Further entrepreneurship theory process and practice 9th edition pdf free is available here. An earlier version of this paper was presented at the National Academy of Management Meeting in Boston on August 12, 1997. The authors gratefully acknowledge the contributions of Professor Jan Luytjes who was instrumental in initiating the cross-national collaborative team that gathered the data used in the project.

We are also grateful to our collaborators in the various countries whose effort and cooperation were essential to the completion of this study. Entrepreneurship research has identified a number of personal characteristics believed to be instrumental in motivating entrepreneurial behavior. Two frequently cited personal traits associated with entrepreneurial potential are internal locus of control and innovativeness. Internal locus of control has been one of the most studied psychological traits in entrepreneurship research, while innovative activity is explicit in Schumpeter’s description of the entrepreneur. Entrepreneurial traits have been studied extensively in the United States. However, cross-cultural studies and studies in non-U.

Thus the question is raised: do entrepreneurial traits vary systematically across cultures and if so, why? Culture, as the underlying system of values peculiar to a specific group or society, shapes the development of certain personality traits and motivates individuals in a society to engage in behaviors that may not be evident in other societies. Although Hofstede did not specify the relationship between culture and entrepreneurial activity per se, his culture dimensions are useful in identifying key aspects of culture related to the potential for entrepreneurial behavior. In this paper we offer several hypotheses about the relationship between two of Hofstede’s culture dimensions and psychological traits associated with entrepreneurial potential. We expect that an internal locus of control orientation is more prevalent in individualistic cultures than in collectivistic cultures. Likewise, we expect that an innovative orientation is more prevalent in low uncertainty avoidance cultures than in high uncertainty avoidance cultures. However, since neither internal locus of control nor innovativeness alone is sufficient to explain entrepreneurial motivation, we also hypothesize that individuals with both an internal locus of control and innovative orientation should appear more frequently in highly individualistic and low uncertainty cultures.
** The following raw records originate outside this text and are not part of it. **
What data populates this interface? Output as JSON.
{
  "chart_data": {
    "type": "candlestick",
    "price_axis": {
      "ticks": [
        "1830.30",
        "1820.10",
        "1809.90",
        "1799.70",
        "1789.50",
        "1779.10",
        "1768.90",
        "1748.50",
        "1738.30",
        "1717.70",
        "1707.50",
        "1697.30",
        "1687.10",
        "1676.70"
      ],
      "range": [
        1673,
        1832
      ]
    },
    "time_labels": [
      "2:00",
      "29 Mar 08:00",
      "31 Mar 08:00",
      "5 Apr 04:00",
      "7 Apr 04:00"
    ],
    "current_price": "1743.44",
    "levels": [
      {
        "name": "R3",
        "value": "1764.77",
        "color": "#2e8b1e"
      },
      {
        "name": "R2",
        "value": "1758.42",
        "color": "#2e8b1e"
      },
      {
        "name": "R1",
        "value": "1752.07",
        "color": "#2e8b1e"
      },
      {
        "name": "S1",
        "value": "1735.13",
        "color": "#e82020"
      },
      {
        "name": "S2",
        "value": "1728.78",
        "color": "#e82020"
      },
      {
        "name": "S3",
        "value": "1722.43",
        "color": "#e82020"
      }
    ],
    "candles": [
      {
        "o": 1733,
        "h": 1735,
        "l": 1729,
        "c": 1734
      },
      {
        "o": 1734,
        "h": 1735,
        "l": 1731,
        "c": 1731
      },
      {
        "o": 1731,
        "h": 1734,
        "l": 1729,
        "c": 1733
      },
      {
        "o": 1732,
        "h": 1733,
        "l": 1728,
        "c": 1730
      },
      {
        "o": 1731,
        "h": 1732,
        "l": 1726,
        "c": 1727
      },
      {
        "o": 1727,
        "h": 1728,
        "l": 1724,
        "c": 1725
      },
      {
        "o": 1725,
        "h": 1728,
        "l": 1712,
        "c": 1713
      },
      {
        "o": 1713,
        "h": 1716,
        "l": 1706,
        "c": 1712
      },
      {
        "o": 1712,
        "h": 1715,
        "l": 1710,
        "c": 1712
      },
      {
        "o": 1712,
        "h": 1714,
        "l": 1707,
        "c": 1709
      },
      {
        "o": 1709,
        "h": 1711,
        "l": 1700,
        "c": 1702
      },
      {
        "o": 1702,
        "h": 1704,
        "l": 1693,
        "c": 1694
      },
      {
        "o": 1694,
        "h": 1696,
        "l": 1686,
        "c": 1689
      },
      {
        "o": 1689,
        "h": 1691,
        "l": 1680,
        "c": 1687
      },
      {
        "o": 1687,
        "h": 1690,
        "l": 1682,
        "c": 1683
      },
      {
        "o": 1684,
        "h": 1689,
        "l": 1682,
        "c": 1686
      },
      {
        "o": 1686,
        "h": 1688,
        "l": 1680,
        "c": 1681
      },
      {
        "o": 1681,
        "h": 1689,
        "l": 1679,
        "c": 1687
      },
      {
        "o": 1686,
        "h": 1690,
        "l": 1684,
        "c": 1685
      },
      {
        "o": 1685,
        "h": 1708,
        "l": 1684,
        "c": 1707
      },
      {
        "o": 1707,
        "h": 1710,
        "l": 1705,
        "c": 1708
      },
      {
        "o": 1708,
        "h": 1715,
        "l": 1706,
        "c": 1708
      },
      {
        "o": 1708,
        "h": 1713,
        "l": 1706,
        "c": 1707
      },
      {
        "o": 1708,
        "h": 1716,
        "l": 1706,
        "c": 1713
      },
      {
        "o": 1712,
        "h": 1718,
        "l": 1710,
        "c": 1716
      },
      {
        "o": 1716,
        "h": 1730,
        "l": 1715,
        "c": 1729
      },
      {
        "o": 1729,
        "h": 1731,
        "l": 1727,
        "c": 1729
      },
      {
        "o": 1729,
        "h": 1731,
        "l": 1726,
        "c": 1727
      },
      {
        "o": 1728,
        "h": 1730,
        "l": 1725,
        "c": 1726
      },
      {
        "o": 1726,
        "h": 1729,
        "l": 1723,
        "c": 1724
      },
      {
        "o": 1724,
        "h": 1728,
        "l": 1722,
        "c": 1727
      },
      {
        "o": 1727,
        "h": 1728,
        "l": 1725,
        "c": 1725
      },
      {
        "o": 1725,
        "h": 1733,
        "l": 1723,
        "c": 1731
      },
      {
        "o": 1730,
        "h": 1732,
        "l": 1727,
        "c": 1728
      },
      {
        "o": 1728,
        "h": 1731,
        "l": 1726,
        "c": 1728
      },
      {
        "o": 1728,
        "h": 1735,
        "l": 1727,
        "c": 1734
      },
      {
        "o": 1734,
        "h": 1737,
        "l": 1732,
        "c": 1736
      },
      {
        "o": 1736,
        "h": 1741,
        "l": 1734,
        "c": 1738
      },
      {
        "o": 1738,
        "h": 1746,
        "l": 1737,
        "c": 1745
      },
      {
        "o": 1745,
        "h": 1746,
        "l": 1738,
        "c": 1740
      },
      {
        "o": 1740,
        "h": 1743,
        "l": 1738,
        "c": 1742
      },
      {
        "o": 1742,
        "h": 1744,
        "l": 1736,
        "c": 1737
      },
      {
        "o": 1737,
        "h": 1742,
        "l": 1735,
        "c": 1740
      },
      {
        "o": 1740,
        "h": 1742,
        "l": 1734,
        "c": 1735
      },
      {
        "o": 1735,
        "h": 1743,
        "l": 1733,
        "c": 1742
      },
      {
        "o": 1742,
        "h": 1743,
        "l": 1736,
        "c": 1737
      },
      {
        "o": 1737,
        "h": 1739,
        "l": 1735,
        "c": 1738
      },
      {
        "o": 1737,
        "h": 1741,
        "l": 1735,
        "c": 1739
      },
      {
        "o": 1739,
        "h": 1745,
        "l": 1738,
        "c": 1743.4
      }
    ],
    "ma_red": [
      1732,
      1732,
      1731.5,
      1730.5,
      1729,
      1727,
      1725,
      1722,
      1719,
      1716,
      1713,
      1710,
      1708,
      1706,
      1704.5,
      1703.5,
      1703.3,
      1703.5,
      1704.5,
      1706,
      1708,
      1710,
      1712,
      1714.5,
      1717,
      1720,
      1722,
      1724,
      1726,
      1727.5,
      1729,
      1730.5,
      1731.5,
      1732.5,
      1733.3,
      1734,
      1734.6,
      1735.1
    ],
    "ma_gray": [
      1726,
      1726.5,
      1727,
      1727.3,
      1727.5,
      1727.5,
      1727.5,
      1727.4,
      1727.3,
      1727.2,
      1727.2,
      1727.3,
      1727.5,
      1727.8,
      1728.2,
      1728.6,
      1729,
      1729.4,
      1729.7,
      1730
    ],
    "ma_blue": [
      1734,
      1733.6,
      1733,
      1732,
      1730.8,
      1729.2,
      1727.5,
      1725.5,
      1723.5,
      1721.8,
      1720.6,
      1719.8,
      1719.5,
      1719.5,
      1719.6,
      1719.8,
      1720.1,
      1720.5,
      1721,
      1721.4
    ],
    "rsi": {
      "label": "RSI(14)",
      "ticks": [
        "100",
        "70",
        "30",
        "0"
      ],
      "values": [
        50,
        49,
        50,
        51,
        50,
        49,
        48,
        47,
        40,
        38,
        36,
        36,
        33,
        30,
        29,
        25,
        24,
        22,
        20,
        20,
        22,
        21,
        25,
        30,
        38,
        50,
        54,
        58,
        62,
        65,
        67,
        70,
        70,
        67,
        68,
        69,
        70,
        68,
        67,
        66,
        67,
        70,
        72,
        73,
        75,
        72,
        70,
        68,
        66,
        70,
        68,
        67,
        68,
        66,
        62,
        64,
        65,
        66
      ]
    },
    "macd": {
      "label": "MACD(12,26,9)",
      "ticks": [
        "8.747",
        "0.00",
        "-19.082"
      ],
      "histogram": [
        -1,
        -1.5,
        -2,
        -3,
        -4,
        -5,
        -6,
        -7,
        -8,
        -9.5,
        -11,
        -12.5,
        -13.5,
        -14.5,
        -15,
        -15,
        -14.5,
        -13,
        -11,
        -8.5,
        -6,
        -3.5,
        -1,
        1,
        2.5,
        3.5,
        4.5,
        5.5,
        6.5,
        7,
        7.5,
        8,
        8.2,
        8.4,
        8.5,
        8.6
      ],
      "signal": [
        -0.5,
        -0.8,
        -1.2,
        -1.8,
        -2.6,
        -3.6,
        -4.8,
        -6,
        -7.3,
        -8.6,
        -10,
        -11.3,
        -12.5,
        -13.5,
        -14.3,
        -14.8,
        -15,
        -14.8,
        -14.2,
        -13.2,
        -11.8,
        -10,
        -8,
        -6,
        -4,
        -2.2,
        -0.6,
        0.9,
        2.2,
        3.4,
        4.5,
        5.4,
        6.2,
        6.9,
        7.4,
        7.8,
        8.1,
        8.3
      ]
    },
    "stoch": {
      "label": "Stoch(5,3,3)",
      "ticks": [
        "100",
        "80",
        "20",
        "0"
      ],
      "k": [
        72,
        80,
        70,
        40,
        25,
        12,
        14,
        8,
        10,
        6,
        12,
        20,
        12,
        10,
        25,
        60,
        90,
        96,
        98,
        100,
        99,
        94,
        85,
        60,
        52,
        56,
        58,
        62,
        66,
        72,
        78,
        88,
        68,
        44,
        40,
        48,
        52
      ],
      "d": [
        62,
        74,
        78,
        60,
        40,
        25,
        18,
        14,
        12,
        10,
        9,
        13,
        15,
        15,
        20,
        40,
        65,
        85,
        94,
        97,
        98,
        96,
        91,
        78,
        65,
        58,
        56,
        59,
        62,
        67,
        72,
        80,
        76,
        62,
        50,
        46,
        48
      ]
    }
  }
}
These hypotheses were tested on a sample of over 1,800 responses to a survey of third- and fourth-year students at universities in nine countries. Eighteen items in the survey instrument were used to construct scales for innovativeness and locus of control. Items for the innovativeness scale were adapted from the Jackson Personality Inventory while items used for the locus of control scale were adapted from Rotter’s I-E scale. The results of this exploratory study support the proposition that some cultures are more conducive for entrepreneurship than others.

In individualistic cultures we found an increased likelihood of an internal locus of control orientation. There was also support for the hypothesis that an entrepreneurial orientation, defined as internal locus of control combined with innovativeness, is more likely in individualistic, low uncertainty avoidance cultures than in collectivistic, high uncertainty avoidance cultures. Culture, it appears, may condition potential for entrepreneurship, generating differences across national and regional boundaries. This suggests that in addition to support from political, social, and business leaders, there needs to be a supportive culture to cultivate the mind and character of the potential entrepreneur.